Chris Anderson initially published an article on The Long Tail in Wired Magazine, and then went on to write the book The Long Tail: Why the Future of Business is Selling Less of More.
Anderson argues that products that have low demand collectively would be able to make up the market share en order to compete with the few mainstream “hits”. This is only possible if the store has a large enough distribution and an “unlimited” selection.
This is an extract taken from Chris Anderson article on The Long Tail (2004)
“Unlimited selection is revealing truths about what consumers want and how they want to get it in service after service, from DVDs at Netflix to music videos on Yahoo! Launch to songs in the iTunes Music Store and Rhapsody. People are going deep into the catalog, down the long, long list of available titles, far past what’s available at Blockbuster Video, Tower Records, and Barnes & Noble. And the more they find, the more they like.
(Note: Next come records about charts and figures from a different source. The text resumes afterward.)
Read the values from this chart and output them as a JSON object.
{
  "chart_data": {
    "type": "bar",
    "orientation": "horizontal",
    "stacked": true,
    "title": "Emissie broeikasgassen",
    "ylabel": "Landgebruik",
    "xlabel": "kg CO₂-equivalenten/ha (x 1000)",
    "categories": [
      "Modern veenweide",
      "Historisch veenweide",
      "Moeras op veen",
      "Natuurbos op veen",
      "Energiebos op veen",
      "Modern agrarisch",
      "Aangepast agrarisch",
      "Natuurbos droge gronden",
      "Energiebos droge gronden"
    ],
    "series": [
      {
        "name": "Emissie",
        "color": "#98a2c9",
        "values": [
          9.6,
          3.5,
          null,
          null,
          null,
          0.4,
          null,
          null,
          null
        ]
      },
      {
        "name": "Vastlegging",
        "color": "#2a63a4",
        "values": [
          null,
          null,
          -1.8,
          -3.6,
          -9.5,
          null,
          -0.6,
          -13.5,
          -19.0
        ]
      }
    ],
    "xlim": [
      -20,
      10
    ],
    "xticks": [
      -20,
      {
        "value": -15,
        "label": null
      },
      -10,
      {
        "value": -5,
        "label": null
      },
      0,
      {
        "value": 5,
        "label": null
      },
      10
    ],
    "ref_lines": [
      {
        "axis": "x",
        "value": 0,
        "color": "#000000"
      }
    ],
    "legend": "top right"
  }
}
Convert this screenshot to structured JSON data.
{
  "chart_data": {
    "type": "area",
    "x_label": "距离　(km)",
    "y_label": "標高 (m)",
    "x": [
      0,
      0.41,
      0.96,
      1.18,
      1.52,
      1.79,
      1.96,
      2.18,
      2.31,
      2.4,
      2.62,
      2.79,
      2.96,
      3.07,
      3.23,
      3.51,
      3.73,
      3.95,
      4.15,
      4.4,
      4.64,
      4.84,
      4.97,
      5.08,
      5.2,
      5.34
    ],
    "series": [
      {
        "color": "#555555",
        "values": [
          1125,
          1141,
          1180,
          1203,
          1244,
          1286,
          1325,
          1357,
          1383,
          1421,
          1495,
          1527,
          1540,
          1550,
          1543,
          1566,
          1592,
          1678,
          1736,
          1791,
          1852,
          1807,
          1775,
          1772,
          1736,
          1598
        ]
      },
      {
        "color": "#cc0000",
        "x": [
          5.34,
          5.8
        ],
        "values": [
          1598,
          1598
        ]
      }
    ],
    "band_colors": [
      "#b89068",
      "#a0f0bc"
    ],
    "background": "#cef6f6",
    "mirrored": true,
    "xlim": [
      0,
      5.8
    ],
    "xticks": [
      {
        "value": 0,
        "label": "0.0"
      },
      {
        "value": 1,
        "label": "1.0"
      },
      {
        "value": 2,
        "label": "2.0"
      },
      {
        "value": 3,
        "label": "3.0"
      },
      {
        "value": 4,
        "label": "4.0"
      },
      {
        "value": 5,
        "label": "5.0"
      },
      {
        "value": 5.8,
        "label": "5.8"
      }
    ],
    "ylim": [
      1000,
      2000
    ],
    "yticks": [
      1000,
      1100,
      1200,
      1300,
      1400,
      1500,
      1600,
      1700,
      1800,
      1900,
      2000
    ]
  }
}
As they wander further from the beaten path, they discover their taste is not as mainstream as they thought (or as they had been led to believe by marketing, a lack of alternatives, and a hit-driven culture).” Anderson 2004http://www.wired.com/wired/archive/12.10/tail.html
This Long Tail market has been created by the internet, allowing small businesses/ niches to tap in to the market successfully.

I think that it is important to point out that the long tail is about supply and demand. More space is available on the internet compared to retail meaning that it is less restrivtive and products are more likely to be available on the internet.
I first heard of this article in our Radio Studies class, so it’s interesting to finally see what it’s about! I can see how it relates a lot to niche music stations and internet radio, and it’s cool to see how industry patterns have changed
I feel you could have developed this post more by including the diagram and some examples.